Las tendencias que ha traído el coronavirus a la vivienda

Las tendencias que ha traído el coronavirus a la vivienda

La inesperada crisis provocada por el coronavirus ha frenado en seco la etapa de recuperación inmobiliaria que arrancó en 2014. En los próximos trimestres el mercado de la vivienda se enfrenta a una caída de las ventas, de la firma de hipotecas, de precios y de operaciones de inversión. Si las previsiones están en lo cierto, hasta 2022 no se producirá una recuperación plena del sector residencial.

Y dentro de toda esta maraña de cambios, los operadores del mercado creen que veremos nuevas tendencias. Unas tendencias que no solo se reflejarán en el día 1 después del covid-19, sino que llegarán al mercado para quedarse. Entre ellas están la necesaria presencia comercial omnicanal de las inmobiliarias, las nuevas necesidades y preferencias de las familias a la hora de buscar un nuevo hogar, la apuesta por las visitas online o la importancia de que los profesionales apuesten por la formación continua para dar el mejor servicio posible a los clientes.

 

1. La digitación es una necesidad, no una opción

Una de las lecciones más evidentes que está dejando la crisis es la necesidad de apostar por la tecnología. El coronavirus ha impulsado la transformación digital de la que el sector llevaba años hablando, pero que muchas empresas inmobiliarias no terminaban de llevar a cabo.

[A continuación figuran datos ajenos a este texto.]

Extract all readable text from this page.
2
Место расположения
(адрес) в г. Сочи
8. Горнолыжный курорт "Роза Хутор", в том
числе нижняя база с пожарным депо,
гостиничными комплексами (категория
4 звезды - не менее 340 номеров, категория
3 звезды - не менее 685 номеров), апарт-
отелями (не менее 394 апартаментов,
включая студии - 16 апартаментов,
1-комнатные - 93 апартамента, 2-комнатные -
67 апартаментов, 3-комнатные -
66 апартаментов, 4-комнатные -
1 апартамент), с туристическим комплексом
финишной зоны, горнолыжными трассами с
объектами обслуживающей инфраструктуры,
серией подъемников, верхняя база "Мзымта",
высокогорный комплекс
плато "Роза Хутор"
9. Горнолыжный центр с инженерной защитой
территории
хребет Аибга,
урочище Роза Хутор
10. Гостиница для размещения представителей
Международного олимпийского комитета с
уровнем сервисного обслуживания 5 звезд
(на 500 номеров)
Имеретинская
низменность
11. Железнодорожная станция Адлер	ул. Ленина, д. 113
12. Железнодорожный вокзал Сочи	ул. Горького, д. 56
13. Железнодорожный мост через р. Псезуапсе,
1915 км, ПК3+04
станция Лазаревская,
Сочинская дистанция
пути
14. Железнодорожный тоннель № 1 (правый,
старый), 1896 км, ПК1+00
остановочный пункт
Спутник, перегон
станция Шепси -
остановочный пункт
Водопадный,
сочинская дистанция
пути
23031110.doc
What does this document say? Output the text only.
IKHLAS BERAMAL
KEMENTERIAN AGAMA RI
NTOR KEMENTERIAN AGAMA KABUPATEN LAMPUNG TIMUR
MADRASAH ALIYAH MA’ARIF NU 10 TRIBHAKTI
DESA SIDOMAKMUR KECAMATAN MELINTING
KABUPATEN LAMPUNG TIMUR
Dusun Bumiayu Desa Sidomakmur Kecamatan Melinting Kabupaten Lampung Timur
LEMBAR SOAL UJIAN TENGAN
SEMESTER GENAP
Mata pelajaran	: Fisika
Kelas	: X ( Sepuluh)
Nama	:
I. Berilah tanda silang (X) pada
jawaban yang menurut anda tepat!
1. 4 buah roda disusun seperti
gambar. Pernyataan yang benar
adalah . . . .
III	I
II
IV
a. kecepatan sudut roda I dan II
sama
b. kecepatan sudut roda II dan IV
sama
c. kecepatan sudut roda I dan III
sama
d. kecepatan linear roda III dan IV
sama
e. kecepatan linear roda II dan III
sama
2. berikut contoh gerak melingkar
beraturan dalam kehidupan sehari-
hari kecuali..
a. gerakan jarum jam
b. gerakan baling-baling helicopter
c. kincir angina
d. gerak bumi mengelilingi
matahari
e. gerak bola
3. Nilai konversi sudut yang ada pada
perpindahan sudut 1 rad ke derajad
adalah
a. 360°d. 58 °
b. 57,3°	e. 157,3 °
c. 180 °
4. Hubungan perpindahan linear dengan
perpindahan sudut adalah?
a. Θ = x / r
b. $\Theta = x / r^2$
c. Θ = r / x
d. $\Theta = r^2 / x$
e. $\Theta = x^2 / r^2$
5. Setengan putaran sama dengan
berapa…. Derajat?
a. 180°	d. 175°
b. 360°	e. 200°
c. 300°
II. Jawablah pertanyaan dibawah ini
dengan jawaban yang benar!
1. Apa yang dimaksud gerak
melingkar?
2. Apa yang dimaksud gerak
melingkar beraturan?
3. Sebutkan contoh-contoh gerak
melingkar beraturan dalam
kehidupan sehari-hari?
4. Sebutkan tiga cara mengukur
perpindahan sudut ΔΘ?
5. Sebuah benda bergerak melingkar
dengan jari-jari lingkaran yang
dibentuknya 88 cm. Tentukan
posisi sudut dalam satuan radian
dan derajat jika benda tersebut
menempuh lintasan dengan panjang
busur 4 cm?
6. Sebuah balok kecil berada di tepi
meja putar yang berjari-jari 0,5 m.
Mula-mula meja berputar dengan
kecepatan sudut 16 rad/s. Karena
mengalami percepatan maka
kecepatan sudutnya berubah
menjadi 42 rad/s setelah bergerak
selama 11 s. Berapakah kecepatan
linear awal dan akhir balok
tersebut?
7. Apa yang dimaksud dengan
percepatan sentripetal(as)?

Según el estudio de SIRA, la mayor parte de los participantes afirman haber realizado videoconferencias con sus clientes y equipos a través de múltiples plataformas, han empleado las redes sociales para dar a conocer propiedades, han realizado comunicaciones comerciales a través de aplicaciones como whatsapp y han logrado formalizar muchas de las operaciones que ya estaban en marcha, desde casa y gracias a estas herramientas. Gracias a ello, los inmobiliarios han asimilado que hay que cuidar todos los canales más que nunca, incluidos los digitales.

2. El auge de las visitas online

En los próximos meses será imprescindible implantar múltiples medidas de seguridad para proteger la salud tanto de los clientes como de las plantillas de trabajadores. Muchas empresas están promoviendo protocolos de actuación para impulsar el teletrabajo, reorganizando los interiores de sus oficinas para ampliar la distancia entre los puestos de trabajo o adquiriendo material de protección como guantes, pantallas o mascarillas.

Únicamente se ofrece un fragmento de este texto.